C’est le tableau de Kupka « Les touches de piano ou le lac » qui m’a, entre autres, ouverte à cette évidence. Quoi de plus banal qu’une scène de piano bar, mais quoi de plus étrange, étranger, que les touches de piano descendant verticalement vers un plan d’eau où se trouve une barque pleine de silhouettes colorées tandis que d’autres flânent sur les berges sous les arbres. Vision cosmique, me suis-je dit, et encore plus devant son « Printemps cosmique » tourbillonnant où la nature est évoquée  tout en vibrations, pulsions, pulsations, couleurs, courbes fantasques. Même quand il géométrise davantage et peut-être d’ailleurs pour cette raison, son « Etude pour équation des bleus en mouvement », semble palpiter du même vibrato interne et je suis toujours en admiration devant toutes ses études de « Deux bleus » surtout celle où deux rectangles bleus, comme posés sur une de leur pointe, se rapprochant du losange, semblent, sur un fond noir, ocré et blanc, sortir du cadre et entrer en danse, en transe. C’est là que je pense le plus au carré blanc de Malevitch et me rappelle ce qu’écrit Jiri Machalicky, commissaire du Musée Kampa à Prague. "Kupka s'appuie à la fois sur la saisie des formes de la nature, la méditation sur les rapports entre les corps célestes, la segmentation géométrique de l'espace, le spiritisme et l'inspiration musicale"

L’expérience des écrivains et des peintres, en particulier Kupka, m’est confirmation de ce qu’une jouissance - rencontre et encontre de l’Autre, celui de l’Ailleurs- peut lézarder les apparences, conventions et autres conforts de nos existences en y faisant surgir, ne serait-ce que ponctuellement, l’incommensurable et l’infini.

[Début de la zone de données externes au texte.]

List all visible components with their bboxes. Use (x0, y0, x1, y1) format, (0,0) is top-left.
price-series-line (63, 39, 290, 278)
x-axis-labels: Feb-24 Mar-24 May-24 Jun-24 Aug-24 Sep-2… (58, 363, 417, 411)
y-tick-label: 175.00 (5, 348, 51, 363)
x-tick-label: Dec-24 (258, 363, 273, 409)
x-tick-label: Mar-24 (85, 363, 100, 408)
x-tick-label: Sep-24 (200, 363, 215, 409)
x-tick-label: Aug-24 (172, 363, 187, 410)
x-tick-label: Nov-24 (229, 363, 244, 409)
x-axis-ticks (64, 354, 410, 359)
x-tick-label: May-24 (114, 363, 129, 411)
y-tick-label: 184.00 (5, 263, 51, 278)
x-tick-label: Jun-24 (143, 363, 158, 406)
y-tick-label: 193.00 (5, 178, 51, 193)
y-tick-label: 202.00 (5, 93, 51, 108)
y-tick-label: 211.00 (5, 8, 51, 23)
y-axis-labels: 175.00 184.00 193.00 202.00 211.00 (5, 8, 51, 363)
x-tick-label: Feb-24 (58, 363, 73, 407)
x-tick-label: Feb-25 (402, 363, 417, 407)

L’inouï, qui est d’ailleurs aussi celui de l’inconscient tel qu’il se manifeste dans la structure même de notre corps, peut, de façon effective, par écart nous saisissant en nous dessaisissant, ébrécher nos agencements jusque là rassurants.  Et alors, non sans violence, la beauté surgit comme dans les tableaux de Malevitch et Kupka, où un regard singulier, se détachant de ces formes banales, quotidiennes, que sont carrés, rectangles, lignes, en fait création de l’Ailleurs.  Bien sûr plus prosaïquement, mais dans un mouvement analogue, il n’est que l’écart, le pas de côté, l’ouverture, pour susciter dans nos choix, dans nos inventions et dans nos liens les plus proches, l’effraction de la plus grande Altérité. La même sorte d’écart peut faire surgir- autre forme de brisure de nos clôtures- ce qui paraît le plus  lointain, le plus inconnu, se rapprochant soudain comme quand, dans l’œuvre de Baricco « Novecento pianiste »,  Novecento, qui n’a jamais quitté les planches du bateau sur lequel il est né et vit, évoque avec la plus grande acuité poétique un monde qu’il ne  connaît pas, qui lui est resté invisible : « Chaque jour, il ajoutait un petit quelque chose à cette carte immense qui se dessinait peu à peu dans sa tête, une immense carte, la carte du monde, du monde tout entier, d'un bout jusqu'à l'autre. [...] Et ensuite il voyageait dessus, comme un dieu, pendant que ses doigts se promenaient sur les touches en caressant les courbes d'un ragtime » : écart altérant le plus proche ou rapprochant le plus lointain : bouleversante existence de l’Autre en l’Ailleurs.